La Cina prova a rilanciarsi come possibile facilitatrice della pace in Ucraina. Ma il relitto di una nave americana della Seconda guerra mondiale nel Pacifico rischia di arenare il suo obiettivo di mostrarsi come unica grande potenza responsabile. Tra diplomazia e muscoli, Pechino cerca di puntellare la sua immagine globale.

TENTATIVO giunto in concomitanza della conferenza svizzera sull’Ucraina, a cui la Cina non ha partecipato. La linea è stata ribadita anche in questi giorni: impossibile pensare di poter arrivare alla pace senza coinvolgere entrambe le parti coinvolte nel conflitto. Nella prospettiva di Pechino, continuare a inviare armi a Kiev serve solo a far proseguire la guerra e «gettare benzina sul fuoco». E così, nella narrativa dei media di stato, la conferenza svizzera diventa quasi una continuazione del summit del G7, utile a perseguire una «divisione in blocchi» in ossequio a una «mentalità da guerra fredda» emanazione del «desiderio di egemonia» degli Usa. Ieri, il portavoce del ministero degli Esteri Lin Jian ha attaccato: «Il G7 non può parlare a nome della comunità internazionale. Rappresenta solo il 10% della popolazione mondiale e la quota nell’economia globale diminuisce ogni anno». Implicito riferimento all’allargamento dei Brics, a cui presto potrebbero aderire nuovi paesi tra cui Thailandia e Turchia.
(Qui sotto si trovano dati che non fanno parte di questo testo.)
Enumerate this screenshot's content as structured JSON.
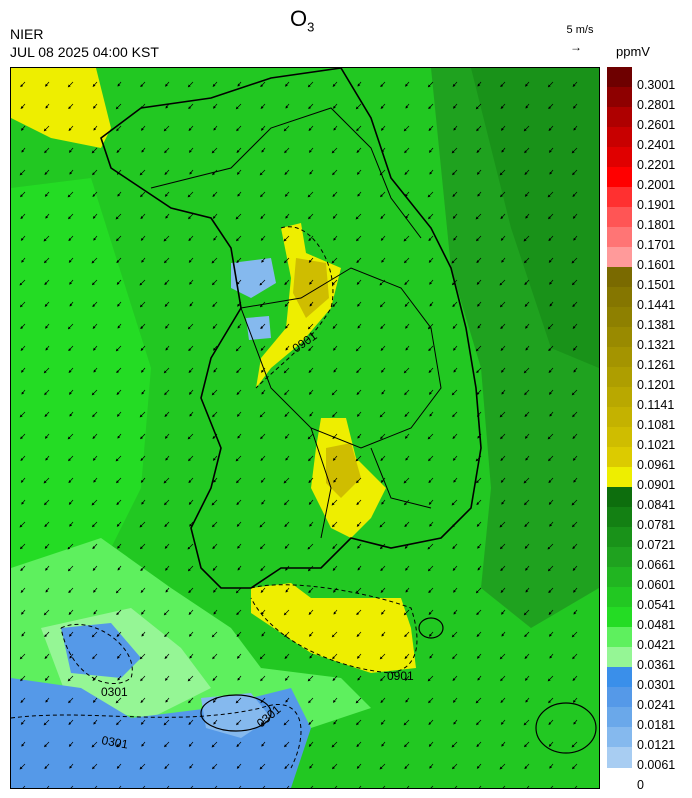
{
  "header": {
    "title_main": "O",
    "title_sub": "3",
    "org": "NIER",
    "timestamp": "JUL 08 2025 04:00 KST",
    "wind_ref": "5 m/s",
    "unit": "ppmV"
  },
  "legend": {
    "labels": [
      "0.3001",
      "0.2801",
      "0.2601",
      "0.2401",
      "0.2201",
      "0.2001",
      "0.1901",
      "0.1801",
      "0.1701",
      "0.1601",
      "0.1501",
      "0.1441",
      "0.1381",
      "0.1321",
      "0.1261",
      "0.1201",
      "0.1141",
      "0.1081",
      "0.1021",
      "0.0961",
      "0.0901",
      "0.0841",
      "0.0781",
      "0.0721",
      "0.0661",
      "0.0601",
      "0.0541",
      "0.0481",
      "0.0421",
      "0.0361",
      "0.0301",
      "0.0241",
      "0.0181",
      "0.0121",
      "0.0061",
      "0"
    ],
    "colors": [
      "#6e0000",
      "#8e0000",
      "#ae0000",
      "#c80000",
      "#e00000",
      "#ff0000",
      "#ff3030",
      "#ff5555",
      "#ff7575",
      "#ff9a9a",
      "#7a6a00",
      "#857600",
      "#8e8000",
      "#998a00",
      "#a49400",
      "#ae9e00",
      "#b9a800",
      "#c4b200",
      "#cfbd00",
      "#dccb00",
      "#eeee00",
      "#0d6e0d",
      "#138013",
      "#199219",
      "#1fa21f",
      "#21b521",
      "#22c822",
      "#24dc24",
      "#5ef05e",
      "#95f695",
      "#3a8fea",
      "#5599e8",
      "#6aa8ea",
      "#85b9ee",
      "#a8cdf2"
    ]
  },
  "map": {
    "contour_labels": [
      "0301",
      "0301",
      "0301",
      "0901",
      "0901"
    ]
  }
}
Interessante che, durante la conferenza svizzera, il vice rappresentante alle Nazioni unite, Geng Shuang, abbia invitato Russia e Ucraina a «incontrarsi a metà strada». Parole che, pronunciate poche ore dopo la “proposta di pace” di Vladimir Putin, suonano come un invito a Kiev e occidente di dare credito alle possibilità negoziali cinesi di rendere meno «irricevibili» le richieste del Cremlino. Xi Jinping pensa a una conferenza di pace riconosciuta da entrambe le parti. Un progetto che coltiva col Brasile e che potrebbe prendere corpo a cavallo del summit del G20, dove il presidente cinese sarà accolto da Lula, pochi giorni dopo le elezioni americane.

INTANTO, PERÒ, nel suo vicinato Xi mostra un volto meno accomodante. Ieri c’è stata una collisione tra una nave filippina e un’imbarcazione della guardia costiera cinese nei pressi delle Spratly, isole contese nel sempre più strategico mar Cinese meridionale. «La nave filippina ha ignorato numerosi avvertimenti ed è entrata in acque cinesi provocando una collisione», dice Pechino. «Dichiarazioni fuorvianti e ingannevoli», risponde Manila. Il cerchio rosso sulla mappa è sempre intorno all’atollo di Second Thomas.
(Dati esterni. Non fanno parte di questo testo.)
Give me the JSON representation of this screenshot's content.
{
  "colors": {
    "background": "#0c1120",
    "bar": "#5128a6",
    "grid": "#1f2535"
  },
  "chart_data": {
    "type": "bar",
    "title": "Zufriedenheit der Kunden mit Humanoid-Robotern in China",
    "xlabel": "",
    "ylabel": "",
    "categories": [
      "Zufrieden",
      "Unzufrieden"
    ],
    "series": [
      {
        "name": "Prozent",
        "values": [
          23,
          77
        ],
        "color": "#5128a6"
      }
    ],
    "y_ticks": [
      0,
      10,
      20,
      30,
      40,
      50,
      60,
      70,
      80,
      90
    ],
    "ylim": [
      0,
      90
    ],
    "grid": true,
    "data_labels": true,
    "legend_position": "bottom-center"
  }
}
LE SCINTILLE si accendono ormai da quasi un anno, con vari gradi di intensità, all’incirca ogni tre settimane. Quando, cioè, Manila manda missioni di rifornimento per il piccolo contingente di truppe della Sierra Madre, vecchia nave americana improvvisata mini stazione militare. Nei mesi scorsi sono stati azionati diverse volte i cannoni ad acqua cinesi, mentre Pechino accusa i filippini di aver puntato delle armi contro i suoi uomini. Tre settimane fa, l’esercito filippino ha denunciato il «sequestro» di generi alimentari e medicinali paracadutati sull’avamposto.

Il nuovo incidente avviene solo pochi giorni dopo l’entrata in vigore delle nuove norme che rafforzano i poteri della guardia costiera cinese. Ma, attenzione, perché rischia di non trattarsi di mere schermaglie regionali. A inizio giugno, il presidente filippino Ferdinand Marcos Jr ha chiarito per la prima volta che cosa farebbe scattare la richiesta agli Usa di azionare il trattato di mutua difesa: la morte «su azione volontaria» di un cittadino filippino.

WASHINGTON non ha confermato, ma non sono in pochi quelli che ritengono questo teatro quello potenzialmente più insidioso. Per la presenza di molteplici attori e per il possibile coinvolgimento diretto di entrambe le grandi potenze. La strada per una de escalation appare strettissima. I primi giorni di giugno, a Singapore, i funzionari della Difesa cinese rispondevano così: «Distensione? Se non cambia posizione, solo quando Marcos non sarà più presidente».